The police have opened an investigation to find the two unidentified suspects, while the motorbike used in the attack was found near Beşiktaş’s Abbasağa Park.
Soon after the attacked colonel was identified as Çetin Oğuz, it emerged that his real ID was actually Fehmi Altınbilek, daily Sözcü reported on June 7.
Altınbilek was the commander who headed the military operation in Istanbul’s Kızıldere neighborhood (today known as Ataköy) in which revolutionary student leader Mahir Çayan and nine others were killed on March 27, 1972.

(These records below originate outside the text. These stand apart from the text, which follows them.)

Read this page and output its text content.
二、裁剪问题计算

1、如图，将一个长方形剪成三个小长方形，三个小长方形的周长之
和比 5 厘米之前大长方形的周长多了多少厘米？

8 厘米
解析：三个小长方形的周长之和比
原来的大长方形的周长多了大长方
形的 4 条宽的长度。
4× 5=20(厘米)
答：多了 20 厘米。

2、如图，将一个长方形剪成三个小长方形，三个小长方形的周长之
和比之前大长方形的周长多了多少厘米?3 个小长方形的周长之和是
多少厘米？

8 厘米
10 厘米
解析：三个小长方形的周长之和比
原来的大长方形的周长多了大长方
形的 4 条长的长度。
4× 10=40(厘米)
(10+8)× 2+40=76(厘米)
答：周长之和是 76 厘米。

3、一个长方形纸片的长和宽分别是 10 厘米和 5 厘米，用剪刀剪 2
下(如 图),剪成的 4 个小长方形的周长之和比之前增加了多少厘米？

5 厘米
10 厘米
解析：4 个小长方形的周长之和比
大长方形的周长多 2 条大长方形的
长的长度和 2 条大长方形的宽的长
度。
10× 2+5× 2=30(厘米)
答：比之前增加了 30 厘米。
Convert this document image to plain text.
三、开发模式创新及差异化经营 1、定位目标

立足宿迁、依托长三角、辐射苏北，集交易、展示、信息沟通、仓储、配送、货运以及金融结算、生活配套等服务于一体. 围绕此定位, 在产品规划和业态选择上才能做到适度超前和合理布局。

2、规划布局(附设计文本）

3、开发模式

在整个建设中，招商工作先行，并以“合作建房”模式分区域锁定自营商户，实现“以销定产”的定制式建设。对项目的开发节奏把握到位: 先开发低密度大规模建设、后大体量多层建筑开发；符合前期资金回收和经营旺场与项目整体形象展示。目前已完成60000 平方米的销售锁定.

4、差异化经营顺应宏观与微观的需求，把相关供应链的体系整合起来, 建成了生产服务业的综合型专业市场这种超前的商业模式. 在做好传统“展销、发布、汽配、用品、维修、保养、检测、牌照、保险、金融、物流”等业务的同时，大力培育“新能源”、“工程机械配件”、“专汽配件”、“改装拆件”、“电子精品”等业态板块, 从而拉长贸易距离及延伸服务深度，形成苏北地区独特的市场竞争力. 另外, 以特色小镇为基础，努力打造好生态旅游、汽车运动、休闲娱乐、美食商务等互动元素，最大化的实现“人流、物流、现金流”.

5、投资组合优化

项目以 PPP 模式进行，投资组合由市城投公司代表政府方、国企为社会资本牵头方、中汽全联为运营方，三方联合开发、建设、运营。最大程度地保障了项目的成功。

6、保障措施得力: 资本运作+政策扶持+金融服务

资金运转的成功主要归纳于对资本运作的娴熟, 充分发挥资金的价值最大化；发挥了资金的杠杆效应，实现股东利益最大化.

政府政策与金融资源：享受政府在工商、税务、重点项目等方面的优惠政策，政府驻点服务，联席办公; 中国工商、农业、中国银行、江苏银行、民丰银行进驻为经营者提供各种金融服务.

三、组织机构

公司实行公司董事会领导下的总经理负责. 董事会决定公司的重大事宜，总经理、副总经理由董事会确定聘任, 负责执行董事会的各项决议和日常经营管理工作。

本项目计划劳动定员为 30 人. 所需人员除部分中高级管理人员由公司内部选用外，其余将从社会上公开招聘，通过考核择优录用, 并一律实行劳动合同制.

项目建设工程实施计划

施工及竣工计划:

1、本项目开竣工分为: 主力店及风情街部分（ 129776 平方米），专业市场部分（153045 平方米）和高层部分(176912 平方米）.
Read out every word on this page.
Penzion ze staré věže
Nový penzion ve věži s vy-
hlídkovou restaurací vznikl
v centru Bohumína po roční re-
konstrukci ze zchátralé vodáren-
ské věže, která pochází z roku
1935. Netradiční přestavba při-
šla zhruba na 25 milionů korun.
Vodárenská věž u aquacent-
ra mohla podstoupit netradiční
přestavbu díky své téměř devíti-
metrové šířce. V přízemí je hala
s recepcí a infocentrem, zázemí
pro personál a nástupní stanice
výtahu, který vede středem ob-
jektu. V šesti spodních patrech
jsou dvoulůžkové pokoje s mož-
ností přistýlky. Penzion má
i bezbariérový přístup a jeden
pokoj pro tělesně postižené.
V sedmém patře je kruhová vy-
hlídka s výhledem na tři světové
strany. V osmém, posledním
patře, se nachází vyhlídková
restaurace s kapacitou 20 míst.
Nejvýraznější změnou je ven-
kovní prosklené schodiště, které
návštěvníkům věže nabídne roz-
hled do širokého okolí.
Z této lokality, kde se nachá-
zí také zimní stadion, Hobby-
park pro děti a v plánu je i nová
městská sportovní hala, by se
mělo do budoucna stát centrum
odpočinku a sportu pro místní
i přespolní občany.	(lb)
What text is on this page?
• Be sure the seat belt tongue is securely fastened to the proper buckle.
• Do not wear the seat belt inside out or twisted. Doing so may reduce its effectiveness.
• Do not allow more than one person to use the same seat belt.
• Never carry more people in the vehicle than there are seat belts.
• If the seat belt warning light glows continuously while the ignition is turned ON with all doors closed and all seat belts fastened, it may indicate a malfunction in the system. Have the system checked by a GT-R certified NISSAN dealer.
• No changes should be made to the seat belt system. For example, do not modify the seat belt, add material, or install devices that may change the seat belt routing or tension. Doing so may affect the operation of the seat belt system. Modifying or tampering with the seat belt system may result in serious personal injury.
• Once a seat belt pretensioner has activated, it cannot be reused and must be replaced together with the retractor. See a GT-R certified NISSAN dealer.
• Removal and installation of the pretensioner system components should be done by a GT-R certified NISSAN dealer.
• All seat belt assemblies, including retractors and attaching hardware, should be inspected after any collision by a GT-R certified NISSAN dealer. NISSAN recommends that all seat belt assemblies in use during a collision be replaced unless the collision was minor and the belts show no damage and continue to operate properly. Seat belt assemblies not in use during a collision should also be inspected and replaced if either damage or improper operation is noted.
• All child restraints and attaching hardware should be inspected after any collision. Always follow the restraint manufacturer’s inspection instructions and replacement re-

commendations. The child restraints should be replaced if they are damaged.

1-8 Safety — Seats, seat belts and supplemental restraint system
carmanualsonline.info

Çayan was the leader of the People’s Liberation Party-Front of Turkey (THKP-C), an illegal group born of the leftist student movements of the 1960s and 70s. Çayan was an iconic figure for Turkish leftist movements, escaping prison after being sentenced in 1971. Ertuğrul Kürkçü, who is still an active politician in Turkey, was the only survivor of the clash in which Çayan and nine other friends were killed.
Altınbilek also headed another operation in the Çemişgezek district of Tunceli province on Jan. 24, 1973, in which İbrahim Kaypakkaya was wounded. Kaypakkaya is another symbolic name of the 1968 student movement and the former leader of the Turkish Workers and Peasants’ Liberation Army (TİKKO), and survived the 1973 operation wounded.
Altınbilek is also known for his close relations with late colonel Cem Ersever and retired colonel Veli Küçük.
Ersever, a notorious Special Forces major and intelligence officer, was found dead near Ankara on Nov. 4, 1993. He was found shot dead a few days after he stated that he wanted to make some confessions regarding the outlawed Kurdistan Workers’ Party (PKK), the army, and relations with Jalal Talabani, then leader of the Iraqi Kurdistan Patriotic Union.
Küçük was one of the key suspects in the notorious Ergenekon coup plot case and he was released from prison in 2014 along with all other suspects in the case.
Meanwhile, Altınbilek’s name was first heard in media outlets on April 13, 1970 when one of the two guns used in the killing of Doctor Necdet Güçlü turned out to be registered under Altınbilek’s name.